Keynote Speakers

Prof. Qun Jin,
Waseda University, Japan
Prof. Qun Jin is a professor in the Department of Human Informatics and Cognitive Sciences, Faculty of Human Sciences, Waseda University, Japan. He has been extensively engaged in research works in the fields of computer science, information systems, and human informatics, with a focus on understanding and supporting humans through convergent research. His recent research interests cover behavior and cognitive informatics, big data, artificial intelligence and machine learning, LLM and generative AI, AI agents, blockchain, metaverse, cyber-physical-social systems, and applications in healthcare and learning support. He is a foreign fellow of the Engineering Academy of Japan (EAJ) and a fellow of the Asia-Pacific Artificial Intelligence Association (AAIA).

Prof. Jianhua Ma,
Hosei University, Japan
Jianhua Ma is a professor in the Faculty of Computer and Information Sciences, and was a director in the Institute of Integrated Science and Technology (IIST), Hosei University, Japan. He is one of pioneers in research on Hyper World and Cyber World (CW) since 1996. He first proposed Ubiquitous Intelligence (UI) towards Smart World (SW), which he envisioned in 2004, and was featured in the European ID People Magazine in 2005. He has conducted several unique CW-related projects including the Cyber Individual (Cyber-I), which was highlighted on the IEEE Computing Now in 2011. He has founded IEEE Conferences on Ubiquitous Intelligence and Computing (UIC), Pervasive Intelligence and Computing (PICom), Cyber Physical and Social Computing (CPSCom), Internet of Things (iThings), and Internet of People (IoP). He is a chair of IEEE SC Technical Committee on Hyper-Intelligence, a co-chair of IEEE SMC Technical Committee on Cybermatics, and a founder of IEEE CIS Technical Committee on Smart World.
Invited Speakers
Prof. Hongping Gan, Northwestern Polytechnical University, China
Hongping Gan is an Associate Professor and Ph.D. Supervisor at the School of Software, Northwestern Polytechnical University, and a member of the Professional Committee on Data Security Industry of China. In the past three years, he has published more than 30 high-quality papers as the first or corresponding author in leading international journals and top conferences including IEEE TIP, TGRS, TCI, TCYB, TCSVT, TCE, TNSM, CVPR and AAAI. He has been the principal investigator of several research projects, including the General Program and Youth Program of the National Natural Science Foundation of China, the Natural Science Foundation of Shaanxi Province, and the Technological Frontier Special Project. He was invited to attend the 2021 China Airshow in Zhuhai, the 2023 World UAV Congress and the 2024 China Defense Electronics Exhibition, where he delivered invited presentations.

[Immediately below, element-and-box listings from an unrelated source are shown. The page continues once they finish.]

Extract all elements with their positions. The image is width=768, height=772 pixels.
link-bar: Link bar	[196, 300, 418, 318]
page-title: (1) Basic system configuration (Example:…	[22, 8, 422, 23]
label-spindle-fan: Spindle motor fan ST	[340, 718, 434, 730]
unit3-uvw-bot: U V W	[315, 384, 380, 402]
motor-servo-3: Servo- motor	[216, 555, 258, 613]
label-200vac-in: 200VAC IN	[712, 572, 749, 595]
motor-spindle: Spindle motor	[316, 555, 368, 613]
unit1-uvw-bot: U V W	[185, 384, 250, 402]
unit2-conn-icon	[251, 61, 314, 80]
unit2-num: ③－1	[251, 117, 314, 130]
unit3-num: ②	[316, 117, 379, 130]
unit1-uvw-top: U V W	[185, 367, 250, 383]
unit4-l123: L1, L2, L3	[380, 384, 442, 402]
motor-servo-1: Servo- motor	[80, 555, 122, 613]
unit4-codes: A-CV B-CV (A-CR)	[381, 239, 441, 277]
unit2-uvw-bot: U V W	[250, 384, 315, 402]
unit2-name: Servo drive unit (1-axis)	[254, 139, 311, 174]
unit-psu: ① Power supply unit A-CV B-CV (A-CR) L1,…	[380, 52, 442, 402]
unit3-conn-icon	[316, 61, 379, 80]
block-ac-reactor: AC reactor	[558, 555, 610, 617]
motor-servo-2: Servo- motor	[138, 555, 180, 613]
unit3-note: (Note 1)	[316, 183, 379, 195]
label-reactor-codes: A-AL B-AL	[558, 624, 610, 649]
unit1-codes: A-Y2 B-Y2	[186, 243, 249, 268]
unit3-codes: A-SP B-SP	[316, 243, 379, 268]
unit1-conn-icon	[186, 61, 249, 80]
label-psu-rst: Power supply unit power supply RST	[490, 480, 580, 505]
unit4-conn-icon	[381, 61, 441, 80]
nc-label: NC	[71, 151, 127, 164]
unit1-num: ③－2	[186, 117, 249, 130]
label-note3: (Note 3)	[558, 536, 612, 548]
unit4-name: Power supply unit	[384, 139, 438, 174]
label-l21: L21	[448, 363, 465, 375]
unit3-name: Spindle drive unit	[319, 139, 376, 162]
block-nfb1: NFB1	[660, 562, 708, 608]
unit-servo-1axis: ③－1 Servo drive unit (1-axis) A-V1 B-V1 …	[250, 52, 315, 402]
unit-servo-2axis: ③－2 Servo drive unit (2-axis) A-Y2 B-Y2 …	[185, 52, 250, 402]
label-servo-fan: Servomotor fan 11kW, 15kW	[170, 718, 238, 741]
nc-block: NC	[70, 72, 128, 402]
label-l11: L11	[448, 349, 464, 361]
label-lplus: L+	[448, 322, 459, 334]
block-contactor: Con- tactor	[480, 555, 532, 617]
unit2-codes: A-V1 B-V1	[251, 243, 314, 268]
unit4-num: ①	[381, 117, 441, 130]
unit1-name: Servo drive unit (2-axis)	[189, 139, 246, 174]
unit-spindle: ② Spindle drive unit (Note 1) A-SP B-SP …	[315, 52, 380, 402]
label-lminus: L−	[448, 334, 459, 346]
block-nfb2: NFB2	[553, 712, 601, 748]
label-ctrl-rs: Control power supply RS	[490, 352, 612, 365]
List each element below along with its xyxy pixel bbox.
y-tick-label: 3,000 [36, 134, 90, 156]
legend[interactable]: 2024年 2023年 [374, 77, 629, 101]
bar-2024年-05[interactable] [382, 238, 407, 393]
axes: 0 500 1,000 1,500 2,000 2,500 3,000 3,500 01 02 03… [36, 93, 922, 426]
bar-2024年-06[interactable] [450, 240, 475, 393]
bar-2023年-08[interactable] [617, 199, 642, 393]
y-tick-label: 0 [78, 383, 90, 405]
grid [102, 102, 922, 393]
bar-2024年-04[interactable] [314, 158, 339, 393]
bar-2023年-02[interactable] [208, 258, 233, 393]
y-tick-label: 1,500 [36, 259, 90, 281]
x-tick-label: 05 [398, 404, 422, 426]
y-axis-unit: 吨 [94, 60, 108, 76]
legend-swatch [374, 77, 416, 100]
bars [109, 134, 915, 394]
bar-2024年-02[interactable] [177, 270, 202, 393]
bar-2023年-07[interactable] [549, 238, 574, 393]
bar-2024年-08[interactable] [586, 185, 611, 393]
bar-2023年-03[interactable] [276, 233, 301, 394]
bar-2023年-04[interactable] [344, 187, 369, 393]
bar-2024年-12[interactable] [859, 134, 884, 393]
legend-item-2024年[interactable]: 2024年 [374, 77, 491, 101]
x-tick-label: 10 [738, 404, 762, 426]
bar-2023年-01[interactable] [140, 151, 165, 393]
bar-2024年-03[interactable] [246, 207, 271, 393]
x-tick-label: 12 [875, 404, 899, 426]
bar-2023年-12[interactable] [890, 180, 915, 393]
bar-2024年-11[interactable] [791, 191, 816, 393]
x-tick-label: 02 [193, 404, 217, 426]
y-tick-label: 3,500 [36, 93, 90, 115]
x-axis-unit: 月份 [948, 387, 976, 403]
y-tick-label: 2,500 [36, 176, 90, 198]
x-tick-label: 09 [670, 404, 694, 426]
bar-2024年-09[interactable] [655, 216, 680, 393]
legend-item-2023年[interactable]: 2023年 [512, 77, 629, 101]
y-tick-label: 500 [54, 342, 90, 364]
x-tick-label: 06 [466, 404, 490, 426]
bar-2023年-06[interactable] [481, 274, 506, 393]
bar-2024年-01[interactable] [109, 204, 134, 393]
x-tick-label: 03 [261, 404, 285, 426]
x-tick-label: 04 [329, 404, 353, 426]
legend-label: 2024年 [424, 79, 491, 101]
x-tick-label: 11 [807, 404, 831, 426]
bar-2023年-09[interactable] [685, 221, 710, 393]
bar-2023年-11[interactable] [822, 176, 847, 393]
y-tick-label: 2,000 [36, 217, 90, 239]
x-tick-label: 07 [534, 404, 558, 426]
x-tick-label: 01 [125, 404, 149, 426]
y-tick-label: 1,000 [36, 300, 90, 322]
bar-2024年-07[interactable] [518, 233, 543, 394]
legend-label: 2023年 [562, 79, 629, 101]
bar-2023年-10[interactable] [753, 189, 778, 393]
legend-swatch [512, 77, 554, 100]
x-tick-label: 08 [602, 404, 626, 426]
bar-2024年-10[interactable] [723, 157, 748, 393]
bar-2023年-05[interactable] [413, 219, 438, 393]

Speech title: Interpretable Deep Unfolding Networks for Compressive Sensing
Abstract: In the era of big data, compressive sensing (CS) has provided a revolutionary solution for efficient signal acquisition and reconstruction. However, traditional algorithms have long been constrained by bottlenecks such as complex manual parameter tuning, low computational efficiency, and insufficient real-time performance. In recent years, deep unfolding networks (DUN), by integrating the dual advantages of model-driven optimization and data-driven learning, have significantly improved reconstruction speed and accuracy, emerging as a cutting-edge breakthrough in the field of CS. Therefore, this report will analyze state-of-the-art DUN method for CS, explain several classic network architectures, and explore future development trends of this technology.